IRS’s rulings based on REIT’s representations 

1 - Services

  1. Designing services are valid REIT services under Section1.856-4(b)(5) (ii), as REIT fiduciary services.
  2. Inspecting, maintaining and repairing the properties are valid REIT services under Regulation section 1.856-4(b)(1) as customary services in the geographic area.
  3. Submetering electric services will be treated as a customary service since the REIT represented that it was customary in the properties’ geographic area.
  4. Security services will be treated as a customary service since the REIT represented that they were customary services in the properties’ geographic area.
  5. These services also meet the Code Section 512(b)(3) exception to be treated as services that do not cause rents to be treated as UBTI (Unrelated Business Taxable Income).
  6. Moving a tenant’s equipment in and out of a property for the purpose of stacking the equipment will be treated as a valid REIT service since the REIT represented that the services were customary in the geographic area and not for the convenience of any particular tenant and, thus, not treated as ITSI under Section 856(d)(7)(C).
  7. Additional services like fueling, washing vehicles, or maintaining them, if done by an IK or a TRS pursuant to a lease, will not be treated as a REIT service provided to a tenant.

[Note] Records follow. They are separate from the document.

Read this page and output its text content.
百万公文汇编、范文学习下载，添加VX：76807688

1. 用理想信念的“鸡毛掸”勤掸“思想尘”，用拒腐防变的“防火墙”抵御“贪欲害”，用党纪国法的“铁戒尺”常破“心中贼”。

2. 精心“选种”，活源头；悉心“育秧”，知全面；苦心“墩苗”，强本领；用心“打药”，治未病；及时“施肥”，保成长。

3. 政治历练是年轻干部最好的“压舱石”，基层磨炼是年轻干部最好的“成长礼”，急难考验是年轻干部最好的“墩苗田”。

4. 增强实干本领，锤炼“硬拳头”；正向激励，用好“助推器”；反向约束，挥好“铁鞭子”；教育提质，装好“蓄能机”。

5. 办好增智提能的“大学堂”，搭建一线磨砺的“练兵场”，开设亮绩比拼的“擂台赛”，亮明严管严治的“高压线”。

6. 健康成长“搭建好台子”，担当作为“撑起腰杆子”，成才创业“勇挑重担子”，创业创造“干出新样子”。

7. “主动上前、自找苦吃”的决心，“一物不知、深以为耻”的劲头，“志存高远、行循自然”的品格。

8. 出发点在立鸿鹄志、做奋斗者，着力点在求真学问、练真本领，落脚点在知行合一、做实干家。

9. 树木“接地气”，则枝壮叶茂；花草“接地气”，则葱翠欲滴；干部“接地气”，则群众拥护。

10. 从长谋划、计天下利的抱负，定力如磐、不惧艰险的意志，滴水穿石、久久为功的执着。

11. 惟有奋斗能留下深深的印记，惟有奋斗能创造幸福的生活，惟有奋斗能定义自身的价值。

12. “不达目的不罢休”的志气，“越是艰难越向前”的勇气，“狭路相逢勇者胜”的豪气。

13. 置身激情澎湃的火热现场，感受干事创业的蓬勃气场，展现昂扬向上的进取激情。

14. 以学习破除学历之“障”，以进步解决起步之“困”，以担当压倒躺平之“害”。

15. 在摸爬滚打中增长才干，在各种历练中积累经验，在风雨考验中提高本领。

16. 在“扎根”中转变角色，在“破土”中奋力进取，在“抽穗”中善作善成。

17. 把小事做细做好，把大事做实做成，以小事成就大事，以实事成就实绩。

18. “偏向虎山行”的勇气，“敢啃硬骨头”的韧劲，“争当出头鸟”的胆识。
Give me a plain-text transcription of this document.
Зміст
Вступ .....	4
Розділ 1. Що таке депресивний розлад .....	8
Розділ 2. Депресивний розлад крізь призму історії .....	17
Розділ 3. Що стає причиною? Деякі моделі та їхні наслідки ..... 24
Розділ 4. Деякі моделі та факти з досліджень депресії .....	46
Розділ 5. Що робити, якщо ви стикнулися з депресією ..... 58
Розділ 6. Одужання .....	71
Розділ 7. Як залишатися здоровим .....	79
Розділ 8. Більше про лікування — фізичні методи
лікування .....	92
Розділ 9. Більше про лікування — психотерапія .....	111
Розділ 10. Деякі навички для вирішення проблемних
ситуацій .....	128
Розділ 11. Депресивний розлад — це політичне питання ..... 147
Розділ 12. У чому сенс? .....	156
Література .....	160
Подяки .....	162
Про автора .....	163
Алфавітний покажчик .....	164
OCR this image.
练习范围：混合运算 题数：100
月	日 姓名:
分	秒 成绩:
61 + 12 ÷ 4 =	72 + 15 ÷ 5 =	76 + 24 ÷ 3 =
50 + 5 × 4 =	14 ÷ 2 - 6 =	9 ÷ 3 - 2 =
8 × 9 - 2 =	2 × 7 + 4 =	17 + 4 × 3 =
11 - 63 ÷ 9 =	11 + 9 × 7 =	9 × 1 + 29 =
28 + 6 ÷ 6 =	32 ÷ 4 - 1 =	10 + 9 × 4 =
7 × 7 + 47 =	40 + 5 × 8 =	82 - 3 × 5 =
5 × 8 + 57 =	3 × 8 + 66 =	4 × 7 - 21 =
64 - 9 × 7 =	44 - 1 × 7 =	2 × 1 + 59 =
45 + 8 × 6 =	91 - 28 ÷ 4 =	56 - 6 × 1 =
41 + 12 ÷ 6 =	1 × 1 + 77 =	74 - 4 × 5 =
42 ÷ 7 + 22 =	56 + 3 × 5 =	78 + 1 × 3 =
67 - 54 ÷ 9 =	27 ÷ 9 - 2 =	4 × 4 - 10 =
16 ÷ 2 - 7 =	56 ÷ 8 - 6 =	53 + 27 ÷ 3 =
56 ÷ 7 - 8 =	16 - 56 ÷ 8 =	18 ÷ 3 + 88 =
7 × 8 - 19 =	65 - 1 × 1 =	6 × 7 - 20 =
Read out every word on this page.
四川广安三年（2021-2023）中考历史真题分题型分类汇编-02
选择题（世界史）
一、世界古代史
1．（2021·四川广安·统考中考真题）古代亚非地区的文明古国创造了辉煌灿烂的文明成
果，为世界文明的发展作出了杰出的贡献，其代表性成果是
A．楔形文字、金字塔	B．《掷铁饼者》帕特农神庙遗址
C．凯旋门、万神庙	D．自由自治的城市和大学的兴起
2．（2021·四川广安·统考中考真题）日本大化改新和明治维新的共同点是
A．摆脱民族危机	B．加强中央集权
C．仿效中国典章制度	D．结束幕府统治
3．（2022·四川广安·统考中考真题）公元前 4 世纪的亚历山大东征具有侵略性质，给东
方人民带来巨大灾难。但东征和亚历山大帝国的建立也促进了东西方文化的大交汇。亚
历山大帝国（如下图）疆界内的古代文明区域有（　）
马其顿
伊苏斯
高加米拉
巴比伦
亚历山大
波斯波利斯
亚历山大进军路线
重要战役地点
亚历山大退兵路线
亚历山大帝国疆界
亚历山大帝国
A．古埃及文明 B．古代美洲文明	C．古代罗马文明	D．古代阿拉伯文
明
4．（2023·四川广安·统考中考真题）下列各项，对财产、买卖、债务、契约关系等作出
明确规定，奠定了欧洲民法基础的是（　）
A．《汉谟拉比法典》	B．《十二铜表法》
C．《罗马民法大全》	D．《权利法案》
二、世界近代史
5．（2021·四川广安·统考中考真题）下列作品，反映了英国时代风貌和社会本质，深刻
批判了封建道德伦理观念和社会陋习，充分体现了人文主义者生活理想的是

2 - EV stations in parking areas

  1. The REIT will charge the tenant user solely for the electricity and not a separate access fee and thus qualifies as a customary service.
  2. The REIT will not mark up the electricity to avoid a prohibited transaction issue.
  3. The REIT will install EV stations at properties only where the provision of the EV stations is customary in the geographic area, so it meets Regulation Section 1.856-4(b)(1).
  4. The REIT represents that the number of EV stations available at a property will be appropriate to the expected tenant’s use will meet the Revenue Ruling 2004-24 requirements, and that use by the general public is expected to be de minimis.
  5. Charging tenants for electricity used is similar to submetering, which is customary.

Based on the above, the IRS held that any income from the REIT’s provision of EV Stations will be considered qualified REIT rents (i.e., not ITSI).

An important takeaway is that the IRS held that providing EV stations is an amenity that needs to meet Revenue Ruling 2004-24 parking standards and that providing electricity to EVS is a good REIT service.

3 - Parking

The IRS held that based on the REIT’s representations, the above parking services were similar to Situation #1 of Revenue Ruling 2004-24. Thus, amounts received for parking qualify as rents under Section 856(d).

4 - TRS lease 

The IRS held that based on the REIT’s representation that the lease met the requirements of Section 856(d)(8)(A) exception to related party rents, the rents qualify as good REIT rents.

Mazars’ insight

This ruling addresses many issues the IRS has already addressed, such as leases to TRSs structured to avoid related party rents and short-term versus long-term leases as good rents, and the use of TRSs or IKs to provide non-customary services qualified parking facilities.

With respect to charging tenants for the electricity to the EVS and the use of the EVS in parking facilities, the IRS analyzed it as the REIT providing a charge for electrical services, which they held was similar to submetering if there is no markup, and which they had already approved.

They then analyzed the availability of the EVS as a service to the tenants. They ruled providing EVS in a parking facility will be a good REIT service if it meets three requirements; customary in the geographic area, not for the convenience of a particular tenant, and located in a parking facility that meets the requirements of Revenue Ruling 2004-24.

It should be noted that the IRS specifically did not address situations in which the REIT charged a mark-up on electricity at EV stations used by tenants or the charging of access fees to use the EV stations.